Ana sits down with Republican writer Rick Wilson to discuss the recent testimony of Dr. Christine Blasey Ford and the reactions from people across the country. Their conversation covers the relationship between Democrats and Republicans and mistrust and miscommunication between the parties, as well as the women who have come forward with their own personal stories and the culture of sexual assault within this country.
Ana sits down with Travon Free, the star of the new HBO show Him or Her. They start by delving into the show's premise, which is largely based on Travon's dating experiences as a black, bisexual male in America. They also touch on the importance of representation and Travon's journey to accept his own sexuality later in life.

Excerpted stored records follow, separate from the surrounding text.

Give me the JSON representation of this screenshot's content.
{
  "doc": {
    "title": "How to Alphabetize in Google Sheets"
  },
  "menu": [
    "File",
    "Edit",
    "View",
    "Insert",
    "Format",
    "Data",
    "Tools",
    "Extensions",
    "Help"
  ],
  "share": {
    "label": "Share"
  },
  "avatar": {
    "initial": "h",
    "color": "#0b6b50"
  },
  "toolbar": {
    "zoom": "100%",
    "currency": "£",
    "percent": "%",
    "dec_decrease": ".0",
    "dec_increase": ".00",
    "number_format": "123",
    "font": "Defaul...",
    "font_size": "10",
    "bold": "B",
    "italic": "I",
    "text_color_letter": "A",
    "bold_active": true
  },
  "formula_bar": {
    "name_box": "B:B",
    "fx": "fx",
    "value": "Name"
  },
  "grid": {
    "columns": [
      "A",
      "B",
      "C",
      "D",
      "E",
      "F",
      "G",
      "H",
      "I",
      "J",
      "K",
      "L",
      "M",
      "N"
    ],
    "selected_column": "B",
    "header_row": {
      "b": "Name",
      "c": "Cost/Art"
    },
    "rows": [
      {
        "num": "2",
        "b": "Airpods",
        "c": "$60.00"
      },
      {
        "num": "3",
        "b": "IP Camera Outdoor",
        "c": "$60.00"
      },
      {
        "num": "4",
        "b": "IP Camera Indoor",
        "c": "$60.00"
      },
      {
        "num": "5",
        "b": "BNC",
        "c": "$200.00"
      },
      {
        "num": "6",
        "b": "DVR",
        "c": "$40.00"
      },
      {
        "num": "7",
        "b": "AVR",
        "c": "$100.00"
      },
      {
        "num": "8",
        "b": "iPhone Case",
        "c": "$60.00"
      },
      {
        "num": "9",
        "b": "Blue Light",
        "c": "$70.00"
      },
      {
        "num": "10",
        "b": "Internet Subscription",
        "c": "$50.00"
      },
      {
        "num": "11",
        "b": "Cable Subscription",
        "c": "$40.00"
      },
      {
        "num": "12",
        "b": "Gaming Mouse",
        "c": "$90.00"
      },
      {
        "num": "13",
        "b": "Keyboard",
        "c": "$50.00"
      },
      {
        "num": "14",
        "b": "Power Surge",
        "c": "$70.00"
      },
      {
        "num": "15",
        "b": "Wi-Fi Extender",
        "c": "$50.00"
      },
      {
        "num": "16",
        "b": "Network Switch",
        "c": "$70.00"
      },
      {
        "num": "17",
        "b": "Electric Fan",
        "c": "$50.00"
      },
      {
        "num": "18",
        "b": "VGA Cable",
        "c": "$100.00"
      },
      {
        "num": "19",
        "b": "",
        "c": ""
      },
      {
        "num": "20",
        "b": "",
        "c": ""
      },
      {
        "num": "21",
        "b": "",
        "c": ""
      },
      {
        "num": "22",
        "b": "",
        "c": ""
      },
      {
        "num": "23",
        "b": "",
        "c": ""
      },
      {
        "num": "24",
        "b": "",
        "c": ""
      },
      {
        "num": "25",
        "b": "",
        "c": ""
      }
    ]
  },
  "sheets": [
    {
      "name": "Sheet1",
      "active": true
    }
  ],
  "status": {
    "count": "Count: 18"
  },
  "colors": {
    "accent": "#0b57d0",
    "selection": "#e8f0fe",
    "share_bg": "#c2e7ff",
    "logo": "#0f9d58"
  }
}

Princeton University professor Robert Wuthnow, author of the book The Left Behind: Decline and Rage in Rural America, joins Ana this week to talk about his research. He and Ana explore common misconceptions of rural America, and how rural Americans often conceive of themselves. Later, former Minneapolis Mayor Betsy Hodges answers a question on allyship from one of Ana's listeners.
Ana sits down with Michael Arceneaux, author of the New York Times bestseller I Can’t Date Jesus. Their conversation explores Michael’s experience as a queer black man, how it is inherently political, and what that means in his daily life. They also discuss representation, and what it takes for a black person to succeed in traditional media-- namely an ability to speak to white people.